You might like it, but if you want to get into kayak fishing, that thing would last you about 2 weeks before you were looking to upgrade. At only 10 feet long, it's use in Pensacola would be limited. It wouldn't track well, nor take big choppy waves well. If I were you and serious about getting into kayaking and fishing (you will fall in love), I'd save a couple hundred more and get a boat that you will enjoy for a long time. My first kayak cost me $800, but lasted me 10 years of good fishing.

EDIT: If, however, you opt for a single kayak (not tandem), there's plenty of really nice boats in your price range. Ocean kayak prowler, perception pescador, heritage angler 12/14.

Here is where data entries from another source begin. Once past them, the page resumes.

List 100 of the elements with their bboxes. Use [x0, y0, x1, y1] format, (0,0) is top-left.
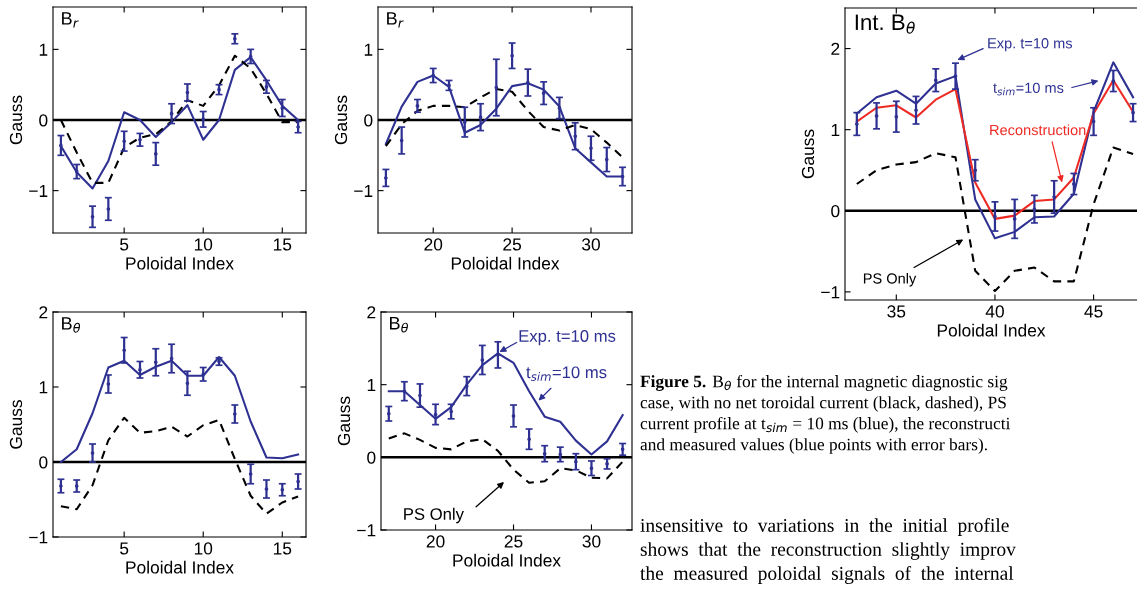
x-tick-label: 10 [194, 238, 213, 251]
point [169, 111, 174, 116]
text: and measured values (blue points with error bars). [640, 438, 987, 454]
point [1072, 182, 1076, 186]
x-axis-title: Poloidal Index [126, 560, 234, 574]
point [478, 115, 483, 119]
point [59, 484, 63, 488]
x-tick-label: 5 [120, 238, 129, 251]
x-tick-label: 30 [581, 238, 600, 251]
point [399, 138, 404, 143]
y-axis-title: Gauss [9, 95, 23, 145]
annotation: t$_{sim}$=10 ms [993, 82, 1064, 96]
y-tick-label: 1 [39, 381, 48, 394]
point [264, 487, 269, 491]
point [542, 451, 547, 456]
point [993, 214, 997, 219]
point [604, 157, 609, 162]
x-axis-title: Poloidal Index [453, 553, 561, 567]
point [418, 393, 422, 398]
point [496, 353, 500, 357]
point [973, 168, 978, 173]
y-tick-label: −1 [354, 184, 373, 197]
x-tick-label: 25 [503, 238, 522, 251]
point [185, 90, 190, 95]
point [402, 389, 407, 394]
point [264, 85, 269, 89]
text: case, with no net toroidal current (black, dashed), PS [640, 396, 1006, 412]
point [74, 484, 79, 488]
y-axis-title: Gauss [801, 129, 815, 179]
point [510, 53, 514, 58]
y-tick-label: −1 [357, 524, 376, 537]
point [589, 146, 593, 151]
point [122, 348, 126, 353]
line-series [855, 79, 1135, 220]
point [874, 114, 879, 118]
point [138, 367, 142, 372]
point [511, 414, 516, 418]
point [494, 85, 499, 90]
text: current profile at t$_{sim}$ = 10 ms (blue), the reconstructi [640, 416, 1011, 433]
point [574, 459, 578, 464]
point [59, 143, 63, 148]
point [1052, 195, 1056, 199]
x-tick-label: 25 [504, 535, 523, 548]
point [558, 452, 563, 457]
y-tick-label: 0 [367, 451, 376, 464]
point [914, 108, 918, 113]
x-tick-label: 15 [273, 238, 292, 251]
point [933, 78, 938, 82]
y-tick-label: 0 [39, 456, 48, 469]
point [541, 91, 546, 95]
x-axis-title: Poloidal Index [451, 256, 560, 270]
point [449, 409, 453, 414]
point [106, 207, 111, 211]
y-tick-label: 1 [831, 124, 840, 136]
x-tick-label: 15 [273, 542, 292, 555]
point [462, 120, 467, 124]
point [589, 466, 594, 471]
point [527, 437, 531, 441]
y-tick-label: −1 [29, 184, 48, 197]
x-tick-label: 20 [424, 238, 443, 251]
y-axis-title: Gauss [337, 396, 351, 446]
point [573, 134, 578, 139]
point [1032, 207, 1037, 211]
point [296, 125, 300, 129]
point [384, 176, 388, 180]
point [464, 384, 469, 388]
point [1091, 119, 1096, 124]
point [280, 487, 285, 492]
point [1111, 79, 1116, 83]
point [138, 137, 142, 142]
x-axis-title: Poloidal Index [937, 323, 1046, 337]
point [386, 411, 391, 416]
point [480, 358, 485, 362]
point [185, 381, 190, 386]
y-tick-label: 2 [831, 42, 840, 55]
point [557, 106, 562, 110]
point [620, 447, 625, 452]
annotation: t$_{sim}$=10 ms [526, 366, 607, 381]
annotation: Exp. t=10 ms [519, 330, 616, 346]
chart-title: B$_{r}$ [387, 12, 404, 28]
point [605, 462, 609, 466]
text: B$_{θ}$ for the internal magnetic diagnostic sig [712, 374, 1008, 391]
x-tick-label: 5 [120, 542, 129, 555]
y-tick-label: 0 [39, 114, 48, 127]
point [233, 412, 237, 416]
chart-title: B$_{θ}$ [390, 316, 408, 333]
y-axis-title: Gauss [334, 95, 348, 145]
y-tick-label: 1 [39, 43, 48, 56]
y-axis-title: Gauss [9, 400, 23, 449]
text: shows that the reconstruction slightly improv [640, 542, 1016, 560]
point [169, 356, 174, 361]
y-tick-label: 0 [364, 114, 373, 127]
point [90, 214, 95, 219]
annotation: PS Only [404, 507, 464, 524]
y-tick-label: 2 [367, 306, 376, 319]
point [894, 114, 899, 119]
annotation: PS Only [863, 272, 917, 287]
point [248, 472, 253, 476]
point [296, 479, 300, 484]
x-tick-label: 30 [582, 535, 601, 548]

Dicks sporting goods has a really good deal on the Field and Stream Eagle Talon for $400. That's $150 off, best deal in town right now.


----------



## AhGotcha (Jun 28, 2012)

^^^ What aquatic argobull said


----------



## jakenbake (Jun 30, 2013)

thanks for the input. I was leaning towards a single seater and the only reason I haven't purchased yet is I live in a 19th floor condo. still working out where I am going to keep it.


----------



## RockB (Oct 11, 2007)

jakenbake said:


> thanks for the input. I was leaning towards a single seater and the only reason I haven't purchased yet is I live in a 19th floor condo. still working out where I am going to keep it.


Where do you live?


----------



## jakenbake (Jun 30, 2013)

I am in PCB. Stumbled across this forum trying to figure the whole saltwater fishing thing out. Any input is appreciated.


----------



## RockB (Oct 11, 2007)

I'm at the west end of PCB. If you need somewhere to keep it maybe we can work something out.


----------



## jakenbake (Jun 30, 2013)

Sounds good, once I get one I will let you know if I still need a place to keep it.


----------



## Capt. Redbeard (May 19, 2010)

Go see Brad at Sunjammers Water Sports... He'll put you on a kayak for your needs...


----------



## oxbeast1210 (Jun 21, 2010)

SO did u end up buying one?

for that price range you should take a look at the pompano 12, pescador 12 or even some of the ocean kayaks. I've a trident 13 for around 600 in the past deal are out there just gotta look around.:thumbsup:


----------